Hemingway’s descriptions of Paris in A Moveable Feast are as true today as they were then. I’m glad though that I’m no longer trying to decide between a pack of cigarettes and a croissant.
You got very hungry when you did not eat enough in Paris because all the baker shops had such good things in the windows and people ate outside at tables on the sidewalk so that you saw and smelled the food. When you were skipping meals at a time when you had given up journalism and were writing nothing that anyone in America would buy, explaining at home that you were lunching out with someone, the best place to do it was the Luxembourg gardens where you saw and smelled nothing to eat all the way from the Place de l’Observatoire to the rue de Vaugirard.
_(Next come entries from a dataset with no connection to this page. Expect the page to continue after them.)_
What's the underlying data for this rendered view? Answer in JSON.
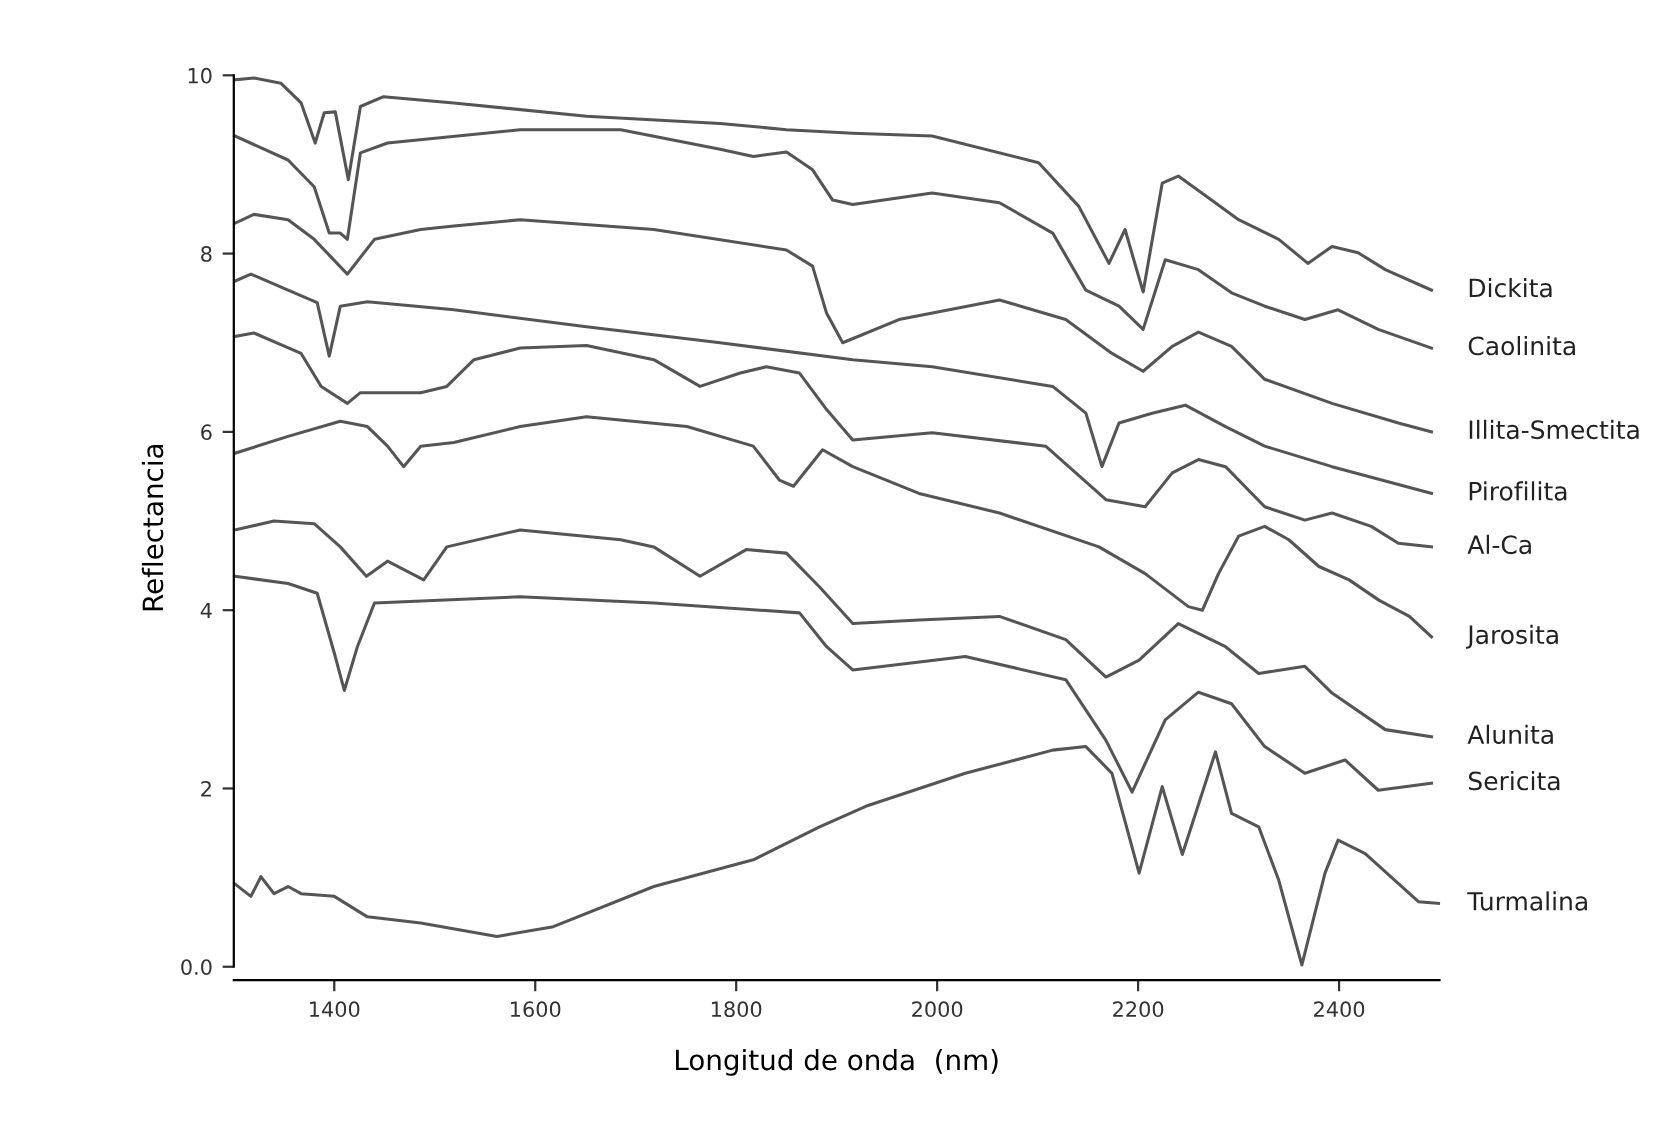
{
  "chart_data": {
    "type": "line",
    "xlabel": "Longitud de onda  (nm)",
    "ylabel": "Reflectancia",
    "xlim": [
      1300,
      2500
    ],
    "ylim": [
      -0.15,
      10
    ],
    "xticks": [
      1400,
      1600,
      1800,
      2000,
      2200,
      2400
    ],
    "yticks": [
      {
        "value": 0,
        "label": "0.0"
      },
      2,
      4,
      6,
      8,
      10
    ],
    "grid": false,
    "legend": false,
    "marker": "none",
    "line_style": "solid",
    "series": [
      {
        "name": "Dickita",
        "color": "#555555",
        "x": [
          1301,
          1320,
          1347,
          1367,
          1381,
          1390,
          1401,
          1414,
          1426,
          1449,
          1519,
          1651,
          1784,
          1850,
          1916,
          1995,
          2101,
          2141,
          2171,
          2187,
          2205,
          2224,
          2240,
          2273,
          2300,
          2340,
          2369,
          2393,
          2419,
          2446,
          2492
        ],
        "values": [
          9.95,
          9.97,
          9.91,
          9.69,
          9.24,
          9.58,
          9.59,
          8.83,
          9.65,
          9.76,
          9.69,
          9.54,
          9.46,
          9.39,
          9.35,
          9.32,
          9.02,
          8.53,
          7.89,
          8.27,
          7.57,
          8.79,
          8.87,
          8.6,
          8.38,
          8.16,
          7.89,
          8.08,
          8.01,
          7.82,
          7.59
        ]
      },
      {
        "name": "Caolinita",
        "color": "#555555",
        "x": [
          1301,
          1354,
          1380,
          1395,
          1406,
          1413,
          1426,
          1453,
          1585,
          1685,
          1784,
          1817,
          1850,
          1876,
          1896,
          1916,
          1995,
          2062,
          2115,
          2148,
          2181,
          2205,
          2227,
          2260,
          2293,
          2326,
          2366,
          2399,
          2439,
          2492
        ],
        "values": [
          9.32,
          9.05,
          8.75,
          8.23,
          8.23,
          8.16,
          9.13,
          9.24,
          9.39,
          9.39,
          9.17,
          9.09,
          9.14,
          8.94,
          8.6,
          8.55,
          8.68,
          8.57,
          8.23,
          7.59,
          7.41,
          7.15,
          7.93,
          7.82,
          7.56,
          7.41,
          7.26,
          7.37,
          7.15,
          6.94
        ]
      },
      {
        "name": "Illita-Smectita",
        "color": "#555555",
        "x": [
          1301,
          1320,
          1354,
          1380,
          1413,
          1440,
          1486,
          1519,
          1585,
          1718,
          1850,
          1876,
          1890,
          1906,
          1962,
          2062,
          2128,
          2174,
          2205,
          2234,
          2260,
          2293,
          2326,
          2393,
          2459,
          2492
        ],
        "values": [
          8.34,
          8.44,
          8.38,
          8.16,
          7.77,
          8.16,
          8.27,
          8.31,
          8.38,
          8.27,
          8.04,
          7.86,
          7.33,
          7.0,
          7.26,
          7.48,
          7.26,
          6.88,
          6.68,
          6.96,
          7.12,
          6.96,
          6.59,
          6.32,
          6.1,
          6.0
        ]
      },
      {
        "name": "Pirofilita",
        "color": "#555555",
        "x": [
          1301,
          1317,
          1354,
          1383,
          1395,
          1406,
          1433,
          1519,
          1651,
          1784,
          1916,
          1995,
          2115,
          2148,
          2164,
          2181,
          2214,
          2247,
          2287,
          2326,
          2393,
          2492
        ],
        "values": [
          7.69,
          7.77,
          7.59,
          7.45,
          6.85,
          7.41,
          7.46,
          7.37,
          7.18,
          7.0,
          6.81,
          6.73,
          6.51,
          6.21,
          5.61,
          6.1,
          6.21,
          6.3,
          6.06,
          5.84,
          5.61,
          5.31
        ]
      },
      {
        "name": "Al-Ca",
        "color": "#555555",
        "x": [
          1301,
          1320,
          1367,
          1387,
          1413,
          1426,
          1486,
          1512,
          1539,
          1585,
          1651,
          1718,
          1764,
          1804,
          1830,
          1863,
          1890,
          1916,
          1995,
          2108,
          2168,
          2207,
          2234,
          2260,
          2287,
          2326,
          2366,
          2393,
          2432,
          2459,
          2492
        ],
        "values": [
          7.07,
          7.11,
          6.88,
          6.51,
          6.32,
          6.44,
          6.44,
          6.51,
          6.81,
          6.94,
          6.97,
          6.81,
          6.51,
          6.66,
          6.73,
          6.66,
          6.25,
          5.91,
          5.99,
          5.84,
          5.24,
          5.16,
          5.54,
          5.69,
          5.61,
          5.16,
          5.01,
          5.09,
          4.94,
          4.75,
          4.71
        ]
      },
      {
        "name": "Jarosita",
        "color": "#555555",
        "x": [
          1301,
          1354,
          1406,
          1433,
          1453,
          1469,
          1486,
          1519,
          1585,
          1651,
          1751,
          1817,
          1843,
          1857,
          1886,
          1916,
          1982,
          2062,
          2161,
          2207,
          2250,
          2264,
          2280,
          2300,
          2326,
          2350,
          2380,
          2410,
          2440,
          2470,
          2492
        ],
        "values": [
          5.76,
          5.95,
          6.12,
          6.06,
          5.84,
          5.61,
          5.84,
          5.88,
          6.06,
          6.17,
          6.06,
          5.84,
          5.46,
          5.39,
          5.8,
          5.61,
          5.31,
          5.09,
          4.71,
          4.41,
          4.04,
          4.0,
          4.41,
          4.83,
          4.94,
          4.79,
          4.49,
          4.34,
          4.11,
          3.93,
          3.7
        ]
      },
      {
        "name": "Alunita",
        "color": "#555555",
        "x": [
          1301,
          1340,
          1380,
          1406,
          1432,
          1453,
          1489,
          1512,
          1585,
          1685,
          1718,
          1764,
          1810,
          1850,
          1883,
          1916,
          1982,
          2062,
          2128,
          2168,
          2201,
          2240,
          2287,
          2320,
          2366,
          2393,
          2446,
          2492
        ],
        "values": [
          4.9,
          5.0,
          4.97,
          4.71,
          4.38,
          4.55,
          4.34,
          4.71,
          4.9,
          4.79,
          4.71,
          4.38,
          4.68,
          4.64,
          4.26,
          3.85,
          3.89,
          3.93,
          3.67,
          3.25,
          3.44,
          3.85,
          3.59,
          3.29,
          3.37,
          3.07,
          2.66,
          2.58
        ]
      },
      {
        "name": "Sericita",
        "color": "#555555",
        "x": [
          1301,
          1354,
          1383,
          1400,
          1410,
          1423,
          1440,
          1585,
          1718,
          1863,
          1890,
          1916,
          2028,
          2128,
          2168,
          2194,
          2227,
          2260,
          2293,
          2326,
          2366,
          2406,
          2439,
          2492
        ],
        "values": [
          4.38,
          4.3,
          4.19,
          3.52,
          3.1,
          3.59,
          4.08,
          4.15,
          4.08,
          3.97,
          3.59,
          3.33,
          3.48,
          3.22,
          2.54,
          1.96,
          2.77,
          3.08,
          2.95,
          2.47,
          2.17,
          2.32,
          1.98,
          2.06
        ]
      },
      {
        "name": "Turmalina",
        "color": "#555555",
        "x": [
          1301,
          1317,
          1327,
          1340,
          1354,
          1367,
          1400,
          1433,
          1486,
          1562,
          1618,
          1718,
          1817,
          1883,
          1929,
          2028,
          2115,
          2148,
          2174,
          2201,
          2224,
          2244,
          2277,
          2293,
          2320,
          2340,
          2363,
          2386,
          2399,
          2426,
          2479,
          2499
        ],
        "values": [
          0.93,
          0.79,
          1.01,
          0.82,
          0.9,
          0.82,
          0.79,
          0.56,
          0.49,
          0.34,
          0.45,
          0.9,
          1.2,
          1.57,
          1.8,
          2.17,
          2.43,
          2.47,
          2.17,
          1.05,
          2.02,
          1.26,
          2.41,
          1.72,
          1.57,
          0.97,
          0.02,
          1.05,
          1.42,
          1.27,
          0.73,
          0.71
        ]
      }
    ]
  }
}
There you could always go into the Luxembourg museum and all the paintings were heightened and clearer and more beautiful if you were belly-empty, hollow-hungry. I learned to understand Cézanne much better and to see truly how he made landscapes when I was hungry.
From A Moveable Feast by Ernest Hemingway
Much of this period in his life takes place in the 6th around our apartment and over to the 5th. The Musée de Luxembourg at the time housed the Impressionism collection that would move after that to the Jeu de Paume, and then on to the Musée d’Orsay. Unfortunately, no where does Ernest mention staying at our apartment at 39 Vaugirard.
I’ve always disagreed with Hemingway on the whole “moveable feast” thing. It’s a great image, but I was lucky enough to live in Paris as a young man, and I never feel like it’s a moveable feast. I certainly have memories of it, and things I crave when I’m away, but, justement, I keep coming back to Paris because I can’t replicate the feelings I have when we’re here.
By the way, in the recent controversy over the new or old versions of A Moveable Feast, I hold with the original, which may be a bit harder to find right now.